By sending the output of one agent to another, we enable meta-prompting: agents prompting agents. To accomplish this, I implemented a tag stack that allows inner agent tags to stream their content to the prompt delegator of the outer agent tag. This content can include yet another nested agent tag, allowing meta-prompts to stream recursively up the chain of nested agent tags.
With this approach, you can use sub-agents as idea generators or context generators for the containing agent. The inner tags don’t even have to spawn agents. They could be standard subroutines that stream in crawl data, a database call, an API call, or any other source of information you can think of.

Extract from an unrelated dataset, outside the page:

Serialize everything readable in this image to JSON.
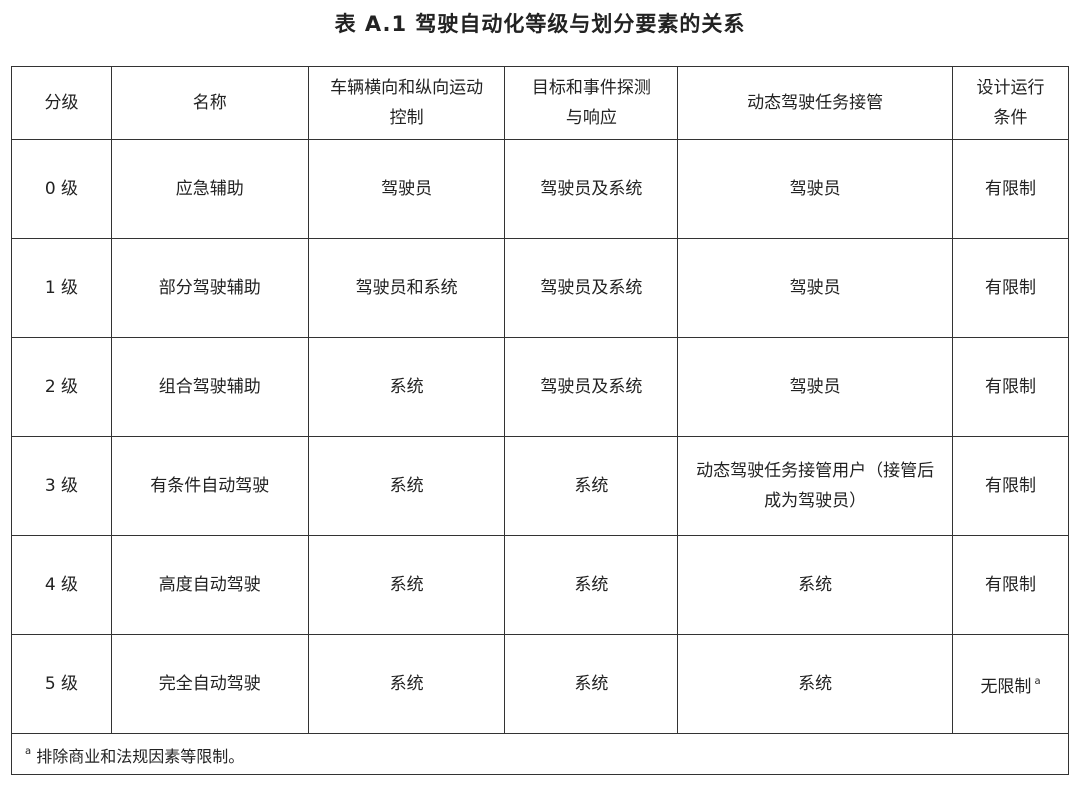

I believe meta-prompting can enable incredibly powerful patterns, and with the relay pattern powering it all, content is unblocked, processed, and streamed as soon as it is resolved and available.
Beyond AI
While functional streaming libraries excel at pipeline processing with declarative transformations, the lifecycle control provided by interface-based streams simplifies certain architectural patterns, particularly those involving complex control flow with shared context. In the meta-prompting example, lifecycle hooks remain accessible while parsing nested tags and managing their nested streams.
By making higher-order streams accessible to other paradigms, I hope these powerful patterns can be integrated seamlessly into a wider range of environments. I’m currently exploring their use in streaming web rendering frameworks, where I’ve found lifecycle control helps modularize the complex data flow of modern frameworks.
This all started when I set out to solve a specific problem: parallel AI prompts couldn’t be streamed without breaking output order. Higher-order streams offered an elegant approach, but weren’t available in the interface-based streaming environment I needed. The relay pattern provided a solution in only 25 lines of code. It brings this powerful pattern from functional streaming paradigms to interface-based streams.
Any async operation can be injected as a stream. From database queries to API calls to file processing, anything can be composed and processed with higher-order streams. Finding the right abstraction cuts through complexity, and often the simplest solutions are the most powerful.